Tensodoct: Javascript interpreter for Scott Adams adventures

Just in case this interests someone, I’ve converted the commandline Scott Adams game file interpreter “PerlScott” to Javascript, using node.js: https://github.com/pdxiv/tensodoct. It should behave exactly like the Perl version.

One reason for me doing this, is that in the future I want to make a small and lightweight game interpreter suitable for static web sites, to make it easier for people to publish new games they’ve made in this format online. (I know this only happens once every 5 years or so, but maybe it will be more frequent if it’s more practical?) Making a standalone commandline client has allowed me to easily compare the functionality with the existing Perl version. I have some confidence in the Perl version thanks to the kind people who created great bug reports.

I’m sure the code isn’t the best Javascript, and I’m still working hard to become better friends with Javascript, but “tensodoct” does work just as well as the old Perl version did (which is a conversion of the published Basic listing in Byte Magazine, for which I blame some of the oddities in the code).

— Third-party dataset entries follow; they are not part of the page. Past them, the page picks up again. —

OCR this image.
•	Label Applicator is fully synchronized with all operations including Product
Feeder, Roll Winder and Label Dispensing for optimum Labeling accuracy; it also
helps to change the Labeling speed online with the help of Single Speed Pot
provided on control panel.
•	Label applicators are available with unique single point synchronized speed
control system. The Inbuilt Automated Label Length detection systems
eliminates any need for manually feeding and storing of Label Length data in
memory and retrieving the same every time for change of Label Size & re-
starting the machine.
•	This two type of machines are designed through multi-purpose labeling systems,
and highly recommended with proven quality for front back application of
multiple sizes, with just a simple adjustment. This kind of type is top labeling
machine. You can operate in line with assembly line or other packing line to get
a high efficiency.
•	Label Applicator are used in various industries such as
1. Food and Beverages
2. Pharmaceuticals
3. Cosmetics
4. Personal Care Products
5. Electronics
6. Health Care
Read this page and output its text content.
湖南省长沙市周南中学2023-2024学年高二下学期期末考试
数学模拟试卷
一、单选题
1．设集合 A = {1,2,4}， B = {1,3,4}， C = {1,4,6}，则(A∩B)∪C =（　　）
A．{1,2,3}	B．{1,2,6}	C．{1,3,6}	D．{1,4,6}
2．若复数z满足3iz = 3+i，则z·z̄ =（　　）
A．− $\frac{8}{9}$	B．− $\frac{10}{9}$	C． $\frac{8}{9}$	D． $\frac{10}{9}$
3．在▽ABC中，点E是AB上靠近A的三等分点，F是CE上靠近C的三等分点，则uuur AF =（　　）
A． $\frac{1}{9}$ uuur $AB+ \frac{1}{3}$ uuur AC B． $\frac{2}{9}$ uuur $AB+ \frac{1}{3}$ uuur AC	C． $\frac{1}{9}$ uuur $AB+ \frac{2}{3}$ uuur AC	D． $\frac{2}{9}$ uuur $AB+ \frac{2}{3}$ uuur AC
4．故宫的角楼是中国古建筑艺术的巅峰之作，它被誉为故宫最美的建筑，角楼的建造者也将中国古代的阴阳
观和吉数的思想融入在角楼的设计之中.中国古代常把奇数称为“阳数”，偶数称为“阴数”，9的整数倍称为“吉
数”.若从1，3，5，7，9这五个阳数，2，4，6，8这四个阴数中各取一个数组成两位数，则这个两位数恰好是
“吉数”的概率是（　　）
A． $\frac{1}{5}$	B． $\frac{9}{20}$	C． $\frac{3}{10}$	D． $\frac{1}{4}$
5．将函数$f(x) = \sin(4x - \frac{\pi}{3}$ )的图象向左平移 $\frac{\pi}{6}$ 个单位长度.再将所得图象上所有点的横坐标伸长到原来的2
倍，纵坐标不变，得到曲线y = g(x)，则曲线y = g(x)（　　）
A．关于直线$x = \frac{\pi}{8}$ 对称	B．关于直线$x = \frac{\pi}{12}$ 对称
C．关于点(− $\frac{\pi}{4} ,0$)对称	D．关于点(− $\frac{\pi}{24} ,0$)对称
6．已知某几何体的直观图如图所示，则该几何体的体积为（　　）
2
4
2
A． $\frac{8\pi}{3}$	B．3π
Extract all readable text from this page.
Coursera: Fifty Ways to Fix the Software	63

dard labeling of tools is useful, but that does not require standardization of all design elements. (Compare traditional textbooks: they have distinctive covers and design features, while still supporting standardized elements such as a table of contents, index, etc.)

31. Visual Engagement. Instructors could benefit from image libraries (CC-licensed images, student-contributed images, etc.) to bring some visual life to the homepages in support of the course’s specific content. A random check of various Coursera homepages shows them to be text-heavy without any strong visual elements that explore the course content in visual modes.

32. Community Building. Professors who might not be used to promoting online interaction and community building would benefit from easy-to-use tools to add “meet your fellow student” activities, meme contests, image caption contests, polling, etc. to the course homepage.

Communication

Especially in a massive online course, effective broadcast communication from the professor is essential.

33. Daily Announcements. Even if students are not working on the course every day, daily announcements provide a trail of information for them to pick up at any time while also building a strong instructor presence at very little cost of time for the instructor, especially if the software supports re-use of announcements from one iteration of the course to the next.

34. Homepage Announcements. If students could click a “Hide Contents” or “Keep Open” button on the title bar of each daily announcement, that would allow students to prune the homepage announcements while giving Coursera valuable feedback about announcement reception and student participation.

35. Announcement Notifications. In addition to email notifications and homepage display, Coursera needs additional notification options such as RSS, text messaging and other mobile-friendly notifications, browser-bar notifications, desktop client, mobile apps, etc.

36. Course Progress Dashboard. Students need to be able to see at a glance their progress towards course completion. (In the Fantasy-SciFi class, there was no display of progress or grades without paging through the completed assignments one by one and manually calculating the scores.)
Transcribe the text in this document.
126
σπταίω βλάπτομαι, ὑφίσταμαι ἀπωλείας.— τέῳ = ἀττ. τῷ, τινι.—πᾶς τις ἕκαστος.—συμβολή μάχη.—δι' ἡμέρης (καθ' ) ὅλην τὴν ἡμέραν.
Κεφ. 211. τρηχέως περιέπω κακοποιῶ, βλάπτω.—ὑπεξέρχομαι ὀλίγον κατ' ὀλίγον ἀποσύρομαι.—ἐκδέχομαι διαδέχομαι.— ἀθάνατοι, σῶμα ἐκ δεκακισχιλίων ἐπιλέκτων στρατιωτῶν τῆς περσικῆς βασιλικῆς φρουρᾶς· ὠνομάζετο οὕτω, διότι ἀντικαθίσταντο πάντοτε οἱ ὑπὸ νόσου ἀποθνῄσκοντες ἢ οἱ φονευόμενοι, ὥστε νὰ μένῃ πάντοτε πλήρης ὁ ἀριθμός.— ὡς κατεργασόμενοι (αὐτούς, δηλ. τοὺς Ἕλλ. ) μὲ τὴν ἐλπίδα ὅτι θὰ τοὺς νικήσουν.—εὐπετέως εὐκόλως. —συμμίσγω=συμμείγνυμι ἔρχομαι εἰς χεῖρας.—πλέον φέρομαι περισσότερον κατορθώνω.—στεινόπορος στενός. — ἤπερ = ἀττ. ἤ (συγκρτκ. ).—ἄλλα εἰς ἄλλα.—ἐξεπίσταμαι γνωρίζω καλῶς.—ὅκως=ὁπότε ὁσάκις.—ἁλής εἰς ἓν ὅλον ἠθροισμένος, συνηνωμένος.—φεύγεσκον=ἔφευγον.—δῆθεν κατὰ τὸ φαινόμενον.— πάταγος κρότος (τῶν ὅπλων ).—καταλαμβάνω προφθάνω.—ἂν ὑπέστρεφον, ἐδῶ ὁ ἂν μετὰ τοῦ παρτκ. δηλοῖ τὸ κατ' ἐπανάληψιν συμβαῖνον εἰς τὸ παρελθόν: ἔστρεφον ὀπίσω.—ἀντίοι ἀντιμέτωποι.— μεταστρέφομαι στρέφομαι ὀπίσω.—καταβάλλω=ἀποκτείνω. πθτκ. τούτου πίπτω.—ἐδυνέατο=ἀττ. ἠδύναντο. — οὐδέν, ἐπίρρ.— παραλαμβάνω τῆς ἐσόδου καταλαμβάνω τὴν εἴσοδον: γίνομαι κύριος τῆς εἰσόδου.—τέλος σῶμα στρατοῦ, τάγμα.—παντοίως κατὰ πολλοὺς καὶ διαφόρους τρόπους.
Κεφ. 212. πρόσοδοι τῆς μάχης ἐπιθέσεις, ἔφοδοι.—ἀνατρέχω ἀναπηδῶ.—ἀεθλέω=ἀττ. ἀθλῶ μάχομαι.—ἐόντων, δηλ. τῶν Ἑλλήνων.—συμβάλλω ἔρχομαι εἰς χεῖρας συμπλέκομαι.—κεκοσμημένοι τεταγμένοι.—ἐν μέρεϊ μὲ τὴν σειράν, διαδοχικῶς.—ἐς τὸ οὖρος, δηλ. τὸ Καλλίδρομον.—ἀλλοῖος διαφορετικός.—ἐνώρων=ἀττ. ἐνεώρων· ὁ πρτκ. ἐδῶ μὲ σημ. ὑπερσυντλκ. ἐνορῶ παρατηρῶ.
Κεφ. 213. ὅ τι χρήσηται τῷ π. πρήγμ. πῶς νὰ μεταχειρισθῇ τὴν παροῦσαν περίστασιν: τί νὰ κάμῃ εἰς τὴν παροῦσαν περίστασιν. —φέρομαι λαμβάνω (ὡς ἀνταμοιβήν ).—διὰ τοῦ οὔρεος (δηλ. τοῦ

Gonna finish SALAD #2 soon, I swear!


Haha, well I’ll be waiting with excitement for that then! I’ll finish syntax highlighting for ScottKit files for Visual Studio Code and the web version of “tensodoct” at some point before the end of this century. Sometimes there are just too many interesting projects to spend time on, in the limited amount of free time in a lifetime.

Sorry for spamming, but for anyone this may interest, I just updated PerlScott and tensodoct with optionally being able to type “N” instead of the more lengthy “GO NORTH”, etc for the cardinal directions. Before I added this, it never bothered me how annoying it was to have to type the whole thing out. :smiley:

In a fit of hubris, I decided to try to implement this in a complicated way that makes it possible for a game file to redefine the text of the cardinal directions, so if someone wanted to make a strange game world where up was down, and down was east, that would still work. (My real ulterior motive is to be able to make it possible to write games in languages other than english, at some point.)